Назад к книге «Спасти Феникса» [Маргарет Оуэн]

Спасти Феникса

Маргарет Оуэн

Милосердные Вороны #1

В мире, разделенном на касты, волшебные способности дарованы всем, кроме низшей, презренной – Ворон. Зато чародеи из Ворон умеют пользоваться способностями всех остальных. Когда королева Русана задумывает убить принца Жасимира, Фу – будущая предводительница племени Ворон – клянется доставить принца и его телохранителя в безопасное место, но с условием, что он обеспечит бесправных Ворон защитой. Удача Голубей, невидимость Воробьев, огненный дар Фениксов – вот что нужно для спасения принца, а также мужество, твердость и многое другое. Но беглецов ждет множество опасностей. Смогут ли они преодолеть трудный путь, чем им придется пожертвовать для достижения цели?»

Маргарет Оуэн

Спасти Феникса

Margaret Owen

The Merciful Crow

Text copyright © 2019 by Margaret Owen

Published by arrangement with Henry Holt and Company, an imprint of Macmillan Publishing Group, LLC. All rights reserved.

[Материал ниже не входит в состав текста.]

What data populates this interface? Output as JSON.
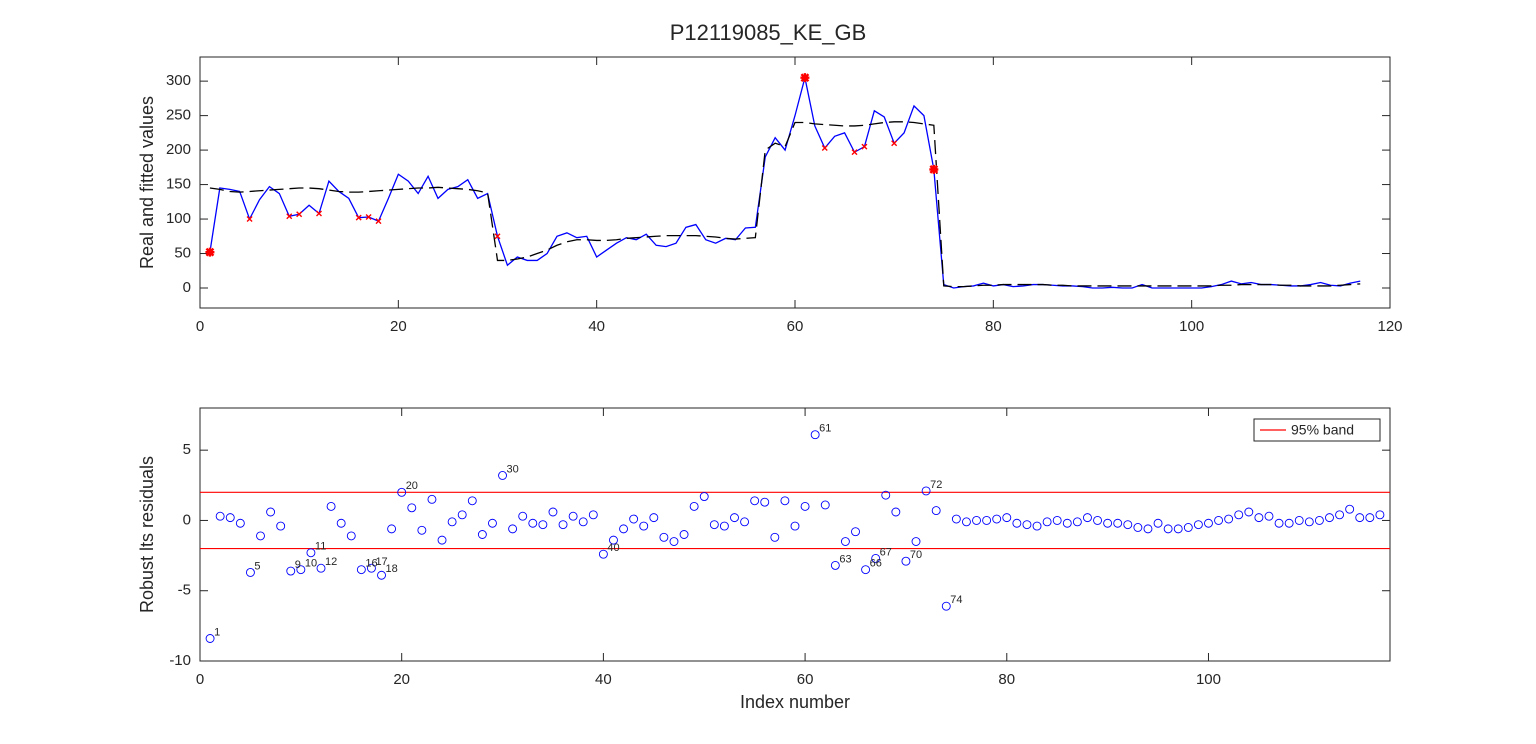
{
  "chart_data": [
    {
      "type": "line",
      "title": "P12119085_KE_GB",
      "ylabel": "Real and fitted values",
      "x": [
        1,
        2,
        3,
        4,
        5,
        6,
        7,
        8,
        9,
        10,
        11,
        12,
        13,
        14,
        15,
        16,
        17,
        18,
        19,
        20,
        21,
        22,
        23,
        24,
        25,
        26,
        27,
        28,
        29,
        30,
        31,
        32,
        33,
        34,
        35,
        36,
        37,
        38,
        39,
        40,
        41,
        42,
        43,
        44,
        45,
        46,
        47,
        48,
        49,
        50,
        51,
        52,
        53,
        54,
        55,
        56,
        57,
        58,
        59,
        60,
        61,
        62,
        63,
        64,
        65,
        66,
        67,
        68,
        69,
        70,
        71,
        72,
        73,
        74,
        75,
        76,
        77,
        78,
        79,
        80,
        81,
        82,
        83,
        84,
        85,
        86,
        87,
        88,
        89,
        90,
        91,
        92,
        93,
        94,
        95,
        96,
        97,
        98,
        99,
        100,
        101,
        102,
        103,
        104,
        105,
        106,
        107,
        108,
        109,
        110,
        111,
        112,
        113,
        114,
        115,
        116,
        117
      ],
      "xlim": [
        0,
        120
      ],
      "xticks": [
        0,
        20,
        40,
        60,
        80,
        100,
        120
      ],
      "ylim": [
        -29,
        335
      ],
      "yticks": [
        0,
        50,
        100,
        150,
        200,
        250,
        300
      ],
      "series": [
        {
          "color": "#0000ff",
          "style": "solid",
          "values": [
            52,
            145,
            143,
            140,
            100,
            128,
            147,
            137,
            104,
            107,
            120,
            108,
            155,
            140,
            130,
            102,
            103,
            97,
            130,
            165,
            155,
            137,
            162,
            130,
            143,
            147,
            157,
            130,
            137,
            75,
            33,
            45,
            40,
            40,
            50,
            75,
            80,
            73,
            75,
            45,
            55,
            65,
            73,
            70,
            78,
            62,
            60,
            65,
            88,
            92,
            70,
            65,
            72,
            70,
            87,
            88,
            190,
            218,
            200,
            250,
            305,
            235,
            203,
            220,
            225,
            197,
            205,
            257,
            248,
            210,
            225,
            264,
            250,
            172,
            5,
            0,
            2,
            3,
            7,
            3,
            5,
            2,
            3,
            5,
            5,
            4,
            3,
            3,
            2,
            0,
            0,
            1,
            0,
            0,
            5,
            0,
            0,
            0,
            0,
            0,
            0,
            2,
            5,
            10,
            6,
            8,
            5,
            5,
            4,
            3,
            3,
            5,
            8,
            4,
            3,
            7,
            10
          ]
        },
        {
          "color": "#000000",
          "style": "dashed",
          "values": [
            145,
            143,
            140,
            139,
            140,
            141,
            142,
            143,
            144,
            145,
            145,
            144,
            142,
            140,
            139,
            139,
            140,
            141,
            142,
            143,
            144,
            145,
            145,
            146,
            145,
            144,
            143,
            141,
            138,
            40,
            40,
            42,
            45,
            50,
            55,
            62,
            67,
            70,
            70,
            69,
            69,
            70,
            72,
            73,
            74,
            75,
            76,
            76,
            76,
            76,
            75,
            74,
            72,
            71,
            72,
            73,
            200,
            210,
            205,
            240,
            240,
            238,
            237,
            236,
            235,
            235,
            236,
            238,
            240,
            241,
            241,
            240,
            238,
            236,
            3,
            2,
            2,
            3,
            4,
            4,
            5,
            5,
            5,
            5,
            5,
            4,
            4,
            3,
            3,
            3,
            3,
            3,
            3,
            3,
            3,
            3,
            3,
            3,
            3,
            3,
            3,
            3,
            4,
            4,
            5,
            5,
            5,
            5,
            4,
            4,
            3,
            3,
            3,
            3,
            4,
            5,
            6
          ]
        },
        {
          "color": "#ff0000",
          "style": "x",
          "values": [
            null,
            null,
            null,
            null,
            100,
            null,
            null,
            null,
            104,
            107,
            null,
            108,
            null,
            null,
            null,
            102,
            103,
            97,
            null,
            null,
            null,
            null,
            null,
            null,
            null,
            null,
            null,
            null,
            null,
            75,
            null,
            null,
            null,
            null,
            null,
            null,
            null,
            null,
            null,
            null,
            null,
            null,
            null,
            null,
            null,
            null,
            null,
            null,
            null,
            null,
            null,
            null,
            null,
            null,
            null,
            null,
            null,
            null,
            null,
            null,
            null,
            null,
            203,
            null,
            null,
            197,
            205,
            null,
            null,
            210,
            null,
            null,
            null,
            null,
            null,
            null,
            null,
            null,
            null,
            null,
            null,
            null,
            null,
            null,
            null,
            null,
            null,
            null,
            null,
            null,
            null,
            null,
            null,
            null,
            null,
            null,
            null,
            null,
            null,
            null,
            null,
            null,
            null,
            null,
            null,
            null,
            null,
            null,
            null,
            null,
            null,
            null,
            null,
            null,
            null,
            null,
            null
          ]
        },
        {
          "color": "#ff0000",
          "style": "star",
          "values": [
            52,
            null,
            null,
            null,
            null,
            null,
            null,
            null,
            null,
            null,
            null,
            null,
            null,
            null,
            null,
            null,
            null,
            null,
            null,
            null,
            null,
            null,
            null,
            null,
            null,
            null,
            null,
            null,
            null,
            null,
            null,
            null,
            null,
            null,
            null,
            null,
            null,
            null,
            null,
            null,
            null,
            null,
            null,
            null,
            null,
            null,
            null,
            null,
            null,
            null,
            null,
            null,
            null,
            null,
            null,
            null,
            null,
            null,
            null,
            null,
            305,
            null,
            null,
            null,
            null,
            null,
            null,
            null,
            null,
            null,
            null,
            null,
            null,
            172,
            null,
            null,
            null,
            null,
            null,
            null,
            null,
            null,
            null,
            null,
            null,
            null,
            null,
            null,
            null,
            null,
            null,
            null,
            null,
            null,
            null,
            null,
            null,
            null,
            null,
            null,
            null,
            null,
            null,
            null,
            null,
            null,
            null,
            null,
            null,
            null,
            null,
            null,
            null,
            null,
            null,
            null,
            null
          ]
        }
      ]
    },
    {
      "type": "scatter",
      "xlabel": "Index number",
      "ylabel": "Robust lts residuals",
      "x": [
        1,
        2,
        3,
        4,
        5,
        6,
        7,
        8,
        9,
        10,
        11,
        12,
        13,
        14,
        15,
        16,
        17,
        18,
        19,
        20,
        21,
        22,
        23,
        24,
        25,
        26,
        27,
        28,
        29,
        30,
        31,
        32,
        33,
        34,
        35,
        36,
        37,
        38,
        39,
        40,
        41,
        42,
        43,
        44,
        45,
        46,
        47,
        48,
        49,
        50,
        51,
        52,
        53,
        54,
        55,
        56,
        57,
        58,
        59,
        60,
        61,
        62,
        63,
        64,
        65,
        66,
        67,
        68,
        69,
        70,
        71,
        72,
        73,
        74,
        75,
        76,
        77,
        78,
        79,
        80,
        81,
        82,
        83,
        84,
        85,
        86,
        87,
        88,
        89,
        90,
        91,
        92,
        93,
        94,
        95,
        96,
        97,
        98,
        99,
        100,
        101,
        102,
        103,
        104,
        105,
        106,
        107,
        108,
        109,
        110,
        111,
        112,
        113,
        114,
        115,
        116,
        117
      ],
      "values": [
        -8.4,
        0.3,
        0.2,
        -0.2,
        -3.7,
        -1.1,
        0.6,
        -0.4,
        -3.6,
        -3.5,
        -2.3,
        -3.4,
        1.0,
        -0.2,
        -1.1,
        -3.5,
        -3.4,
        -3.9,
        -0.6,
        2.0,
        0.9,
        -0.7,
        1.5,
        -1.4,
        -0.1,
        0.4,
        1.4,
        -1.0,
        -0.2,
        3.2,
        -0.6,
        0.3,
        -0.2,
        -0.3,
        0.6,
        -0.3,
        0.3,
        -0.1,
        0.4,
        -2.4,
        -1.4,
        -0.6,
        0.1,
        -0.4,
        0.2,
        -1.2,
        -1.5,
        -1.0,
        1.0,
        1.7,
        -0.3,
        -0.4,
        0.2,
        -0.1,
        1.4,
        1.3,
        -1.2,
        1.4,
        -0.4,
        1.0,
        6.1,
        1.1,
        -3.2,
        -1.5,
        -0.8,
        -3.5,
        -2.7,
        1.8,
        0.6,
        -2.9,
        -1.5,
        2.1,
        0.7,
        -6.1,
        0.1,
        -0.1,
        0.0,
        0.0,
        0.1,
        0.2,
        -0.2,
        -0.3,
        -0.4,
        -0.1,
        0.0,
        -0.2,
        -0.1,
        0.2,
        0.0,
        -0.2,
        -0.2,
        -0.3,
        -0.5,
        -0.6,
        -0.2,
        -0.6,
        -0.6,
        -0.5,
        -0.3,
        -0.2,
        0.0,
        0.1,
        0.4,
        0.6,
        0.2,
        0.3,
        -0.2,
        -0.2,
        0.0,
        -0.1,
        0.0,
        0.2,
        0.4,
        0.8,
        0.2,
        0.2,
        0.4
      ],
      "color": "#0000ff",
      "labeled": [
        1,
        5,
        9,
        10,
        11,
        12,
        16,
        17,
        18,
        20,
        30,
        40,
        61,
        63,
        66,
        67,
        70,
        72,
        74
      ],
      "band": {
        "name": "95% band",
        "color": "#ff0000",
        "values": [
          -2,
          2
        ]
      },
      "legend": "northeast",
      "xlim": [
        0,
        118
      ],
      "xticks": [
        0,
        20,
        40,
        60,
        80,
        100
      ],
      "ylim": [
        -10,
        8
      ],
      "yticks": [
        -10,
        -5,
        0,
        5
      ]
    }
  ]
}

Cover design inspired by Rich Deas

© Макет, оформление, перевод. ООО «РОСМЭН», 2019

Часть I

Грешники и королевы

Так или иначе – мы кормим Ворон.

    (Саборская поговорка)

В ночь сожжения грешников спи не разуваясь.

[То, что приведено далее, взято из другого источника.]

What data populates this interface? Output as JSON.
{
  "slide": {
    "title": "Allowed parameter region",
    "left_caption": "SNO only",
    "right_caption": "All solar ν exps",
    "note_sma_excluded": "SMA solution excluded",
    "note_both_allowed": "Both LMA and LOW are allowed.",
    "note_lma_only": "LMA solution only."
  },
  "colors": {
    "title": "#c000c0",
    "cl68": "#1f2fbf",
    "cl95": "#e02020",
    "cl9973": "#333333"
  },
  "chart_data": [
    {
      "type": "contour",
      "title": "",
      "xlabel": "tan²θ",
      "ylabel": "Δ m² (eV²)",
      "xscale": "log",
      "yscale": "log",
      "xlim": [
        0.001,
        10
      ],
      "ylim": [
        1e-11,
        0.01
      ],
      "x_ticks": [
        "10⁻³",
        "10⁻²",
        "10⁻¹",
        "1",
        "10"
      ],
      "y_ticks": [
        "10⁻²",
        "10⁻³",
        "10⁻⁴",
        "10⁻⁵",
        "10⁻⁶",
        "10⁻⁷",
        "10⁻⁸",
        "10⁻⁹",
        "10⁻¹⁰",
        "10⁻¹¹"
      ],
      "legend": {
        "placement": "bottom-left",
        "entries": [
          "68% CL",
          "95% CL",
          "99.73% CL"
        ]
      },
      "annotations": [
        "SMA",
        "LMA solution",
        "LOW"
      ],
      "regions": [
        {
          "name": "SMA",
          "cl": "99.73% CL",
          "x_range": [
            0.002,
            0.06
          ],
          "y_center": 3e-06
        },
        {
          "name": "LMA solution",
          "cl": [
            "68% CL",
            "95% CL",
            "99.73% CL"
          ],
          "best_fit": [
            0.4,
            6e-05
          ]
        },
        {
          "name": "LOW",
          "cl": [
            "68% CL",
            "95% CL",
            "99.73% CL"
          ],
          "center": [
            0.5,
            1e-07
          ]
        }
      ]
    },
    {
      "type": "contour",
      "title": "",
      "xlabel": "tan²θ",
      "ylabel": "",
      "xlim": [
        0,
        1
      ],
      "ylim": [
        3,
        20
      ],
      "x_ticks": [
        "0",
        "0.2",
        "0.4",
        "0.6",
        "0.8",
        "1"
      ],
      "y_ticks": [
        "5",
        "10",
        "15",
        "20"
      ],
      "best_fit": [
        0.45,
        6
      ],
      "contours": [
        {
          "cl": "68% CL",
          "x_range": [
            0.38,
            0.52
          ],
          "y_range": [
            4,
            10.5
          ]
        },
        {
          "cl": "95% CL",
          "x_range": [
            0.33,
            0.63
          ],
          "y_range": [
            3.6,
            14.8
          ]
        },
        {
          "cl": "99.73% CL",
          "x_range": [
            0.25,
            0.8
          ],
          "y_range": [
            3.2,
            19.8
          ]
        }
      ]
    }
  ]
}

    (Совет юному вождю Ворон)

Глава первая

Пустой трон

Что-то уж больно долго Па резал мальчишкам глотки.

Прошло почти десять минут, как он скрылся в карантинном бараке, и последние семь из них Фу провела, уставившись в позолоченную дверь и стараясь не теребить нитку, торчавшую из ее потрепанной черной робы. Одна минута означала бы, что Чума Грешника сама прикончила парнишек изнутри. Три минуты означали бы, что Па облегчил их страдания.

Десять минут – слишком долго. Десять – это когда что-то пошло наперекосяк. И, судя по перешептыванию, проносившемуся над безупречными плитками внутреннего дворика, толпы зевак тоже улавливали разницу.

Фу стискивала зубы, пока тошнотворное волнение в животе не отступило. Па знал свое дело. Двенадцать печей! Он только вчера утром повел их стаю Ворон на сигнал о чуме, собрал тела и монеты и еще до полудня вывел всех обратно на дорогу.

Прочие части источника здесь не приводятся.